Under , the provisions of section 452 of the Civil Practice Act, it is proper to interrogate prospective jurors as to whether they are in any manner interested in any liability insurance company insuring against negligence. (Blair v. McCormack Construction Co., 123 App. Div. 30.) Nevertheless, this question is propounded with monotonous regularity in nearly every negligence case, probably more for the purpose of suggesting that there is insurance than for the purpose of learning whether a juror is interested in any manner in any liability insurance company. Undoubtedly, if it clearly appeared that the sole purpose of plaintiff’s counsel was to suggest that the defendants were insured and the questions indicated such fact and no other purpose, the questions would be objectionable. (Rodzborski v. American Sugar Refining Co., 210 N. Y. 262; O’Brien v. Hencken & Willenbrock Co., 172 App. Div. 142.)

*24The record indicates that the matter of insurance was not influential in motivating the jury to find a verdict for the plaintiff. After the case had been submitted to them the jury returned into court and at their request certain testimony of Mrs. Gertrude Klotzbach, both direct and cross, and a portion of plaintiff’s testimony was read to them.

This supports the argument that the jury were giving serious consideration to the merits of the case; moreover, the verdict itself is not unreasonable in amount.

Our conclusion is that the questions objected to did not furnish sufficient ground for setting aside the verdict.

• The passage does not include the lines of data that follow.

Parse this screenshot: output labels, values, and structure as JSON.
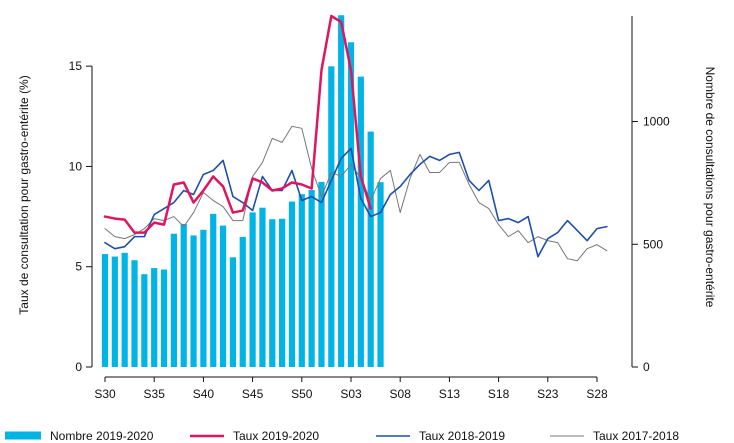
{
  "chart_data": {
    "type": "bar+line",
    "x_labels": [
      "S30",
      "S31",
      "S32",
      "S33",
      "S34",
      "S35",
      "S36",
      "S37",
      "S38",
      "S39",
      "S40",
      "S41",
      "S42",
      "S43",
      "S44",
      "S45",
      "S46",
      "S47",
      "S48",
      "S49",
      "S50",
      "S51",
      "S52",
      "S01",
      "S02",
      "S03",
      "S04",
      "S05",
      "S06",
      "S07",
      "S08",
      "S09",
      "S10",
      "S11",
      "S12",
      "S13",
      "S14",
      "S15",
      "S16",
      "S17",
      "S18",
      "S19",
      "S20",
      "S21",
      "S22",
      "S23",
      "S24",
      "S25",
      "S26",
      "S27",
      "S28",
      "S29"
    ],
    "x_tick_labels": [
      "S30",
      "S35",
      "S40",
      "S45",
      "S50",
      "S03",
      "S08",
      "S13",
      "S18",
      "S23",
      "S28"
    ],
    "ylabel_left": "Taux de consultation pour gastro-entérite (%)",
    "ylabel_right": "Nombre de consultations pour gastro-entérite",
    "ylim_left": [
      0,
      17.5
    ],
    "ylim_right": [
      0,
      1430
    ],
    "yticks_left": [
      0,
      5,
      10,
      15
    ],
    "yticks_right": [
      0,
      500,
      1000
    ],
    "bars": {
      "name": "Nombre 2019-2020",
      "color": "#00b4e6",
      "axis": "right",
      "values": [
        460,
        450,
        465,
        435,
        378,
        403,
        397,
        543,
        583,
        536,
        559,
        624,
        576,
        447,
        530,
        630,
        649,
        602,
        604,
        674,
        704,
        721,
        754,
        1225,
        1433,
        1323,
        1183,
        959,
        753
      ]
    },
    "series": [
      {
        "name": "Taux 2019-2020",
        "color": "#e0155f",
        "width": 2.5,
        "values": [
          7.5,
          7.4,
          7.35,
          6.7,
          6.7,
          7.2,
          7.1,
          9.1,
          9.2,
          8.2,
          8.8,
          9.5,
          9.0,
          7.7,
          7.8,
          9.4,
          9.2,
          8.8,
          8.9,
          9.2,
          9.1,
          8.9,
          14.8,
          17.5,
          17.2,
          14.8,
          9.5,
          7.9
        ]
      },
      {
        "name": "Taux 2018-2019",
        "color": "#1f4fa8",
        "width": 1.6,
        "values": [
          6.2,
          5.9,
          6.0,
          6.5,
          6.5,
          7.6,
          7.9,
          8.2,
          8.8,
          8.6,
          9.6,
          9.8,
          10.3,
          8.5,
          8.2,
          7.8,
          9.5,
          8.8,
          8.8,
          9.8,
          8.3,
          8.5,
          8.2,
          9.3,
          10.4,
          10.9,
          8.4,
          7.5,
          7.7,
          8.6,
          9.0,
          9.6,
          10.1,
          10.5,
          10.3,
          10.6,
          10.7,
          9.3,
          8.8,
          9.3,
          7.3,
          7.4,
          7.2,
          7.5,
          5.5,
          6.4,
          6.7,
          7.3,
          6.8,
          6.3,
          6.9,
          7.0
        ]
      },
      {
        "name": "Taux 2017-2018",
        "color": "#777777",
        "width": 1.0,
        "values": [
          6.9,
          6.5,
          6.4,
          6.6,
          6.9,
          7.4,
          7.3,
          7.5,
          7.0,
          7.7,
          8.7,
          8.3,
          8.0,
          7.3,
          7.3,
          9.5,
          10.2,
          11.4,
          11.2,
          12.0,
          11.9,
          9.9,
          8.5,
          9.7,
          9.5,
          10.1,
          9.4,
          8.3,
          9.4,
          9.8,
          7.7,
          9.4,
          10.6,
          9.7,
          9.7,
          10.2,
          10.2,
          9.1,
          8.2,
          7.9,
          7.1,
          6.5,
          6.8,
          6.2,
          6.5,
          6.3,
          6.2,
          5.4,
          5.3,
          5.9,
          6.1,
          5.8
        ]
      }
    ],
    "legend": {
      "position": "bottom",
      "entries": [
        "Nombre 2019-2020",
        "Taux 2019-2020",
        "Taux 2018-2019",
        "Taux 2017-2018"
      ]
    },
    "grid": false
  }
}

The defendants, by their appeal, assert that the verdict should have been set aside as contrary to the law and against the weight of evidence. The facts established by the plaintiff which the jury were warranted in accepting are adequate to support the verdict, and the refusal of the cotat to set it aside, on this ground was proper.

The defendants further maintain that in any event plaintiff has elected to seek compensation and that there has been an award ” by the State Industrial Board, and thus the-plaintiff is precluded from seeking other remedy. It appears that he did seek compensation against Mr. Currie, the employer, and that a determination was made by the Board denying compensation solely upon the ground that claimant (plaintiff here) was an employee and deliberately disobeyed orders which resulted in his injuries.

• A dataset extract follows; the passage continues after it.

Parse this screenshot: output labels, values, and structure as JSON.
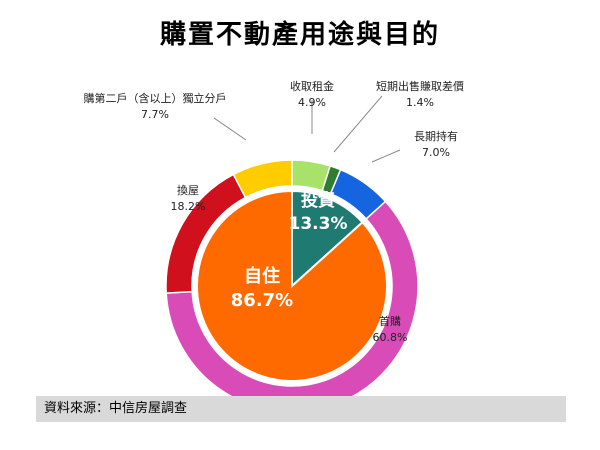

Section 29 of the Workmen’s Compensation Law provides, in substance, that if an employee entitled to compensation be injured by the wrong of another not in the same employ, such injured employee shall, before any suit or any award, elect whether to take compensation or to pursue his remedy against such other and that the awarding of compensation shall operate as an assignment of the cause of action * * * to the person * * * or insurance carrier liable for the payment of such compensation.”

Under this section as it stood at the time of plaintiff’s injury herein, plaintiff had the right to maintain such action against a coemployee. (Judson v. Fielding, 227 App. Div. 430; affd., 253 N. Y. 596.)

No award has been made herein but a decision has been rendered denying an award, and the plaintiff’s action is, therefore, maintainable.

The order setting aside the verdict should be reversed on the law and facts, and the verdict reinstated, and in so far as the order denies defendant’s motion to set aside the verdict on the ground that it is contrary to the evidence and against the weight of evidence, should be affirmed, with costs to the plaintiff.

*25Hill, P. J., McNamee, Ceapsee and Bliss, JJ., concur.

Order setting aside verdict reversed on the law and facts, and verdict reinstated, and in so far as the order denies defendants’ motion to set aside the verdict on the ground that it is contrary to the evidence and against the weight of the evidence it is affirmed, with costs to the plaintiff.